翌年、ウオッカはドバイへの遠征を経て、ヴィクトリアマイル(2着)、安田記念(1着)と結果を出しましたが、ダイワスカーレットは脚部不安で春シーズンを全休していました。
そして4歳秋、毎日王冠(2着)を使ったウオッカと4月の大阪杯(1着)以来のダイワスカーレット、5度目の対決。調教師も師弟関係とマスコミも煽ったライバル対決でした。
内側で二の脚三の脚を使うダイワスカーレット、その外で末脚を伸ばすウオッカ。「競馬史上に残る壮絶な叩き合い」でした。
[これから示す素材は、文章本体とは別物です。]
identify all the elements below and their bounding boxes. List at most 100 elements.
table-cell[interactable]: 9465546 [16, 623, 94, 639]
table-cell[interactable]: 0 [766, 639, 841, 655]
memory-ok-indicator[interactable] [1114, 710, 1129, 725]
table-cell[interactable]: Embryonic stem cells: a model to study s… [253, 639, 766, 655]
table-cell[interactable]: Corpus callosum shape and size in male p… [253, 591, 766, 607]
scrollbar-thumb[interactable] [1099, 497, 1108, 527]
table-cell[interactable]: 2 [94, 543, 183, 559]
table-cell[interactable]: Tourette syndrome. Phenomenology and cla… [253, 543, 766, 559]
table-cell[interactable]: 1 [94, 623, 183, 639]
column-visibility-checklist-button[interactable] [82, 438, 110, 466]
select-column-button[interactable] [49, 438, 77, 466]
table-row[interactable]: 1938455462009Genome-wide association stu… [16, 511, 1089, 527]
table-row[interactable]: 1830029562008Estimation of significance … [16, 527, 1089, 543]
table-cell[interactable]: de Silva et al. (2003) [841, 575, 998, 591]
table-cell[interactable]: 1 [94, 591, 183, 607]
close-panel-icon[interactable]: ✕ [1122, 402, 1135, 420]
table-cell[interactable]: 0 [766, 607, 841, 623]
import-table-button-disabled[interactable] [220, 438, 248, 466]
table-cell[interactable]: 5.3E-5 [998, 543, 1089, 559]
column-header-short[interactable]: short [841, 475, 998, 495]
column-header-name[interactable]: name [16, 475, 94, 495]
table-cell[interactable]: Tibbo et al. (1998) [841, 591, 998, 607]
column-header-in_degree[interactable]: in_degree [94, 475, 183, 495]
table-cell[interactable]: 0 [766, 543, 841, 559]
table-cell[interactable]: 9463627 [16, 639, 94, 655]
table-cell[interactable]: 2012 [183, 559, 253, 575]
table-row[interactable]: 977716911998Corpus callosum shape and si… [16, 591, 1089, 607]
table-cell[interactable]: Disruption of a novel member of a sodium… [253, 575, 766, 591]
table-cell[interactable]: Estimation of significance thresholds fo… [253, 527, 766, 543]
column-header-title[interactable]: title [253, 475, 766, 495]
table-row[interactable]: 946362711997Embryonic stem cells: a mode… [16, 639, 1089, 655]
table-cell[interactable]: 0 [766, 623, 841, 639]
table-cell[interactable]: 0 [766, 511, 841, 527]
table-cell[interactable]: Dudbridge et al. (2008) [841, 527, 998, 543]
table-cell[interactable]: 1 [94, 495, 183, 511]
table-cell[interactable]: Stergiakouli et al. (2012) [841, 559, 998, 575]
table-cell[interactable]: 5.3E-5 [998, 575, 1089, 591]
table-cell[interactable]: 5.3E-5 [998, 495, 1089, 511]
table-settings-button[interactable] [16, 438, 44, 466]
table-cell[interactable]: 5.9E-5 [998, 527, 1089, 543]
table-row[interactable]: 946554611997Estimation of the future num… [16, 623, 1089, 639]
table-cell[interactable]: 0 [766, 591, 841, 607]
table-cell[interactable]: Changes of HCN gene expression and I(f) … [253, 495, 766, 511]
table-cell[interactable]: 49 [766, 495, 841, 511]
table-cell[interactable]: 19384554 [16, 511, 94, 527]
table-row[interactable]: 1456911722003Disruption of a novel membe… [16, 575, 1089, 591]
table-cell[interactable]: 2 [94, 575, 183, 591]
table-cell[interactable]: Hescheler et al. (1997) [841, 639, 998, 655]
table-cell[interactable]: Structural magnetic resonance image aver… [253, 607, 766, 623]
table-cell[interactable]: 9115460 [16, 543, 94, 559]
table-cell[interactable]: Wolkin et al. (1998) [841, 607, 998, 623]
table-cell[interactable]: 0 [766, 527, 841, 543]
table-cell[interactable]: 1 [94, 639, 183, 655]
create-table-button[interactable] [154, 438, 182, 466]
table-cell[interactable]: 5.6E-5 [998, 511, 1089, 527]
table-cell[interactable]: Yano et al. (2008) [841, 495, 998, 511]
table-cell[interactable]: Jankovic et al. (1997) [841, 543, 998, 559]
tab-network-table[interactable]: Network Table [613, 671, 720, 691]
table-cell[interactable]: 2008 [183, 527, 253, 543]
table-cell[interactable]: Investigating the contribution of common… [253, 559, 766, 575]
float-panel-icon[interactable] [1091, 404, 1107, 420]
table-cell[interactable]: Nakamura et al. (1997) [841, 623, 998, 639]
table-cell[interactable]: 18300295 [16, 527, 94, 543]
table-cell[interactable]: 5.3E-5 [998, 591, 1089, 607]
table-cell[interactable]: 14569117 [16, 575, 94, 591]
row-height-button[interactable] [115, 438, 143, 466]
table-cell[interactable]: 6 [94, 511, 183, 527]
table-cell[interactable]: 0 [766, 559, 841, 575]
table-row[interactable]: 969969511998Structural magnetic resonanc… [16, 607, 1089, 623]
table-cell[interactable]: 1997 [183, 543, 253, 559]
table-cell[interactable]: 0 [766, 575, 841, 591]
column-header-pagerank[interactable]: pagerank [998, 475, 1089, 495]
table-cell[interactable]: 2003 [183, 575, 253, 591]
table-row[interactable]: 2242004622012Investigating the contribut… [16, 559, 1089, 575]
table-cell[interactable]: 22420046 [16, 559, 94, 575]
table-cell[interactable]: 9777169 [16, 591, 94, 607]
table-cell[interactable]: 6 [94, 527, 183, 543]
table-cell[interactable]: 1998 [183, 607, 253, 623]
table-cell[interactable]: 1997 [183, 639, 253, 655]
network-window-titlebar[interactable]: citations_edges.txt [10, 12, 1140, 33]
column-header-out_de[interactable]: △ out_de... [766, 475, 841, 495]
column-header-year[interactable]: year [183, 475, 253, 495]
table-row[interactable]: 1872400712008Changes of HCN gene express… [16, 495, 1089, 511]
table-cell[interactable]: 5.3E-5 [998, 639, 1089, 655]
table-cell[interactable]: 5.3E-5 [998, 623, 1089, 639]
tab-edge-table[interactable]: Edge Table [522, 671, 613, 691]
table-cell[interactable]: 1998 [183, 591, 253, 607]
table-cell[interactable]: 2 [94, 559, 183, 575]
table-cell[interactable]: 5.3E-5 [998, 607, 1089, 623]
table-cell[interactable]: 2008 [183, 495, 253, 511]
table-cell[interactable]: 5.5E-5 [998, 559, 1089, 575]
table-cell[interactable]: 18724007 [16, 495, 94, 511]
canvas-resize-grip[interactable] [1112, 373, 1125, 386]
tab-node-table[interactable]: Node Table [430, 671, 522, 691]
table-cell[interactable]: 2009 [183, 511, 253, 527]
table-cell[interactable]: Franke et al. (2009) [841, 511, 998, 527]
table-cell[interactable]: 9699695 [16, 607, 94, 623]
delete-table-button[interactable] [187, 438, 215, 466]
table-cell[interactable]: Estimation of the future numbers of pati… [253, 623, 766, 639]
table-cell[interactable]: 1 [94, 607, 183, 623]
レース後、10分以上経っても確定ランプが着かず、同着という声もあった。わずか2センチ差の勝利でした。
対戦成績はウオッカの2勝3敗。しかし2センチ差を勝ったのが大きかった。パドックや輪乗りのとき、「また、あの娘がいる」と気づいたはずです。「ここで勝たないとヤバイ」くらいに思ったのかもしれません。
そこを2センチ差で乗り越え、ウオッカは精神的にも大きく成長しました。しぶとくタフなダイワスカーレットとの戦いが、その後のGI3勝(計6勝)につながった。ダイワスカーレットもたいしたもので、この後の有馬記念を勝っている。
ライバルの存在が馬を強くします。早めに格上挑戦をさせて、ライバルを見つけるという考え方もあります。